On January 1, 1923, the bank opened a branch building in Raleigh, making it one of only 119 banks in the United States and the only African-American-owned bank to operate a branch. Guided by its practice of making small loans, the bank lent money to customers for building homes and funding education, thus spurring further development of Durham's African-American middle class community. Throughout the 1920s the bank loaned $200,000 to individuals, ensuring the continued African-American ownership of over 500 properties.
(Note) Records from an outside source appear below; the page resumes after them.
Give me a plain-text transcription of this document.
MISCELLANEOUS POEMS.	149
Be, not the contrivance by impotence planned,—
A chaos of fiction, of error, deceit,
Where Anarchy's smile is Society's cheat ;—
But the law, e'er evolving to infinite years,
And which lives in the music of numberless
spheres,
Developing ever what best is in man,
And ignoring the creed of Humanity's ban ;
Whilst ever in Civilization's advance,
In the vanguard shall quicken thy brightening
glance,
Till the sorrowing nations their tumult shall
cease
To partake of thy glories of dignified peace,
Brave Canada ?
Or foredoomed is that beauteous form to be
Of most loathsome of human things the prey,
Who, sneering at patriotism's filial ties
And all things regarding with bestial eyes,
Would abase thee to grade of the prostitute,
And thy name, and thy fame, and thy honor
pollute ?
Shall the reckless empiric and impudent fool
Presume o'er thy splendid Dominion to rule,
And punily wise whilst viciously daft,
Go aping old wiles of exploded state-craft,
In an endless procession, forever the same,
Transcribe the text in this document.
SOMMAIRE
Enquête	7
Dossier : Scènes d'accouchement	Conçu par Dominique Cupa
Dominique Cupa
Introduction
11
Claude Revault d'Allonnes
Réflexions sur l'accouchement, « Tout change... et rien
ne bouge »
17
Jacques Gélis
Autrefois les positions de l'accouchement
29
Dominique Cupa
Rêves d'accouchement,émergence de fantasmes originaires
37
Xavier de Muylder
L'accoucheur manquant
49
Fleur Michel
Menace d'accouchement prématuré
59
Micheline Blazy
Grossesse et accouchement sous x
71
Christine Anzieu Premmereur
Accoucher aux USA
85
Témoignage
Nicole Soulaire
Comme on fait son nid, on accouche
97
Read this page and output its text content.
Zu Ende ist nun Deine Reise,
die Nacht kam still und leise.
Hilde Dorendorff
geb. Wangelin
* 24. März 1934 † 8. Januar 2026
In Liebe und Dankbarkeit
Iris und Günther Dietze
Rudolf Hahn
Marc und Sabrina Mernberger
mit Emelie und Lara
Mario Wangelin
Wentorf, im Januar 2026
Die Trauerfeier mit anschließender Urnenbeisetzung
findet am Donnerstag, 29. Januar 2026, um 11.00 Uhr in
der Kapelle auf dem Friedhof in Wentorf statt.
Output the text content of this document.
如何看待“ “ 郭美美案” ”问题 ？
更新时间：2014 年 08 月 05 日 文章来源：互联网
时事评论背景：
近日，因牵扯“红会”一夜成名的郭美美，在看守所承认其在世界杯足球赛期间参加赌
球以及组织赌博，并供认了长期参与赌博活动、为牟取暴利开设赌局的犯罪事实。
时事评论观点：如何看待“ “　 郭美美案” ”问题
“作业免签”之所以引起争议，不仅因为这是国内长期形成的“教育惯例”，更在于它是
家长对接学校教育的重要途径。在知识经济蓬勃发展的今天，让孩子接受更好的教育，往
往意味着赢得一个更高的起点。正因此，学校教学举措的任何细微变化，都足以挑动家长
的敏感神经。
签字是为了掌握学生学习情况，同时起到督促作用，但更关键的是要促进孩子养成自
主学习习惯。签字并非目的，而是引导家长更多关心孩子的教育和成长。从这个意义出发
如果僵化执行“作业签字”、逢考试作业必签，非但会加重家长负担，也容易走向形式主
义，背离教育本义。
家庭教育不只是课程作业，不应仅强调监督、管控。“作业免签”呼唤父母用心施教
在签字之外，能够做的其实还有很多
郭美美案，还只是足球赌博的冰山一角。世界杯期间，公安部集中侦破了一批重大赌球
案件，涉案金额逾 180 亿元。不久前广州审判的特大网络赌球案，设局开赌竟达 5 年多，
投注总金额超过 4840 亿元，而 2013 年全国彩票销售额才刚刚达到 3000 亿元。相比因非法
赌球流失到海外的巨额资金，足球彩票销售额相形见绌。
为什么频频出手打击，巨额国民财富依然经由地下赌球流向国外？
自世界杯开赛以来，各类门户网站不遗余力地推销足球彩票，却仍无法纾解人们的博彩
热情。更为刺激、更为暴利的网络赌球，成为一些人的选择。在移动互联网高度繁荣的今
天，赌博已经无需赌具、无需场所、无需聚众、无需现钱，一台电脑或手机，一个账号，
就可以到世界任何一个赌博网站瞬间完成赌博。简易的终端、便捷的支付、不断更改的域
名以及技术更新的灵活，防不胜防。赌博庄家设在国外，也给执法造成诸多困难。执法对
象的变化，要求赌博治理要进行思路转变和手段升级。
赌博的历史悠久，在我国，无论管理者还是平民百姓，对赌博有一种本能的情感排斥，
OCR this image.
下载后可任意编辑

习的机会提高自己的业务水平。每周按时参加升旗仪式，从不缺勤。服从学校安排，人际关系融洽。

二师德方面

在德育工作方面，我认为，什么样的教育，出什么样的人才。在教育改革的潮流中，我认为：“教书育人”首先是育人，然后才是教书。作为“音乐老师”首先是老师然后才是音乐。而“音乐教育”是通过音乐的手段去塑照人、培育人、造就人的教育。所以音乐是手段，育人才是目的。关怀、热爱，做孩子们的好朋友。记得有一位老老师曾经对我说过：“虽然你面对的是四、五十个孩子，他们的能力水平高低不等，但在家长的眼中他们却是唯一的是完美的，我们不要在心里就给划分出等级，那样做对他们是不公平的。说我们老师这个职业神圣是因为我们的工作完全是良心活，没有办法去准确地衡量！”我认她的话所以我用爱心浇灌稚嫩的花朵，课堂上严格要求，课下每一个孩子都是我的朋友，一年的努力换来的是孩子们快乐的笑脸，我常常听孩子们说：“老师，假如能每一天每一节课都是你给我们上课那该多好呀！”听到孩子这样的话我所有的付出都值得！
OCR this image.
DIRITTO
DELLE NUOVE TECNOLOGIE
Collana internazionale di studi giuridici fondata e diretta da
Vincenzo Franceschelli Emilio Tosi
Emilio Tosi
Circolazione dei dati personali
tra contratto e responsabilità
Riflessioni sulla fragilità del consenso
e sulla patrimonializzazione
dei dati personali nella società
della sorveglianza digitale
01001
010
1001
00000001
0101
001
It also served the city's Jewish residents, loaning the money to construct a synagogue.

In 1929 robbers stole thousands of dollars from the Raleigh branch of the bank. Bank president Charles Spaulding arranged for large sums of cash to be transferred there from Durham to prevent the occurrence of a bank run by worried customers.

Later that year the New York Stock Exchange suffered a major collapse in trading. Banks across the country collapsed from bank runs by worried customers, but Mechanics and Farmers Bank weathered the financial turmoil, and 1929 was reported to be its most successful year up to that point. It was one of only two banks to continue operations in Raleigh in the wake of the stock market crash. The institution played a key role in helping African-American businesses in Durham survive the subsequent Great Depression. In 1933 U.S. President Franklin D. Roosevelt secured a mandated bank holiday, forcing all banks in the United States to temporarily close to prevent further economic decline. When Mechanics and Farmers Bank reopened, it was the first in the state to do so, was not burdened by any legal restrictions, and was able to meet its financial obligations. The institution became one of eight African-American banks in the country to survive the Great Depression. In 1935 it became the first lending institution in North Carolina to earn a Certificate of Authority from the U.S. Federal Housing Administration. By 1940 the bank's stock was worth $210,000. In 1952 John H. Wheeler became chief executive of the institution. He held the post until 1978.

In 1999 the bank's shareholders agreed to incorporate M&F Bancorp, Inc. to act as a holding company. Mechanic and Farmers Bank subsequently became its subsidiary. The company suffered its first annual net financial loss in its history in 2016.

On July 22, 2026, M&F Bank announced Optus Bank of South Carolina would take over M&F in a deal expected to be worth $105 million. Optus Bank, started in 1921 as Victory Savings Bank, was South Carolina's first Black-owned bank. The combined bank would take the Optus name after two years, and M&F CEO James Sill would be CEO.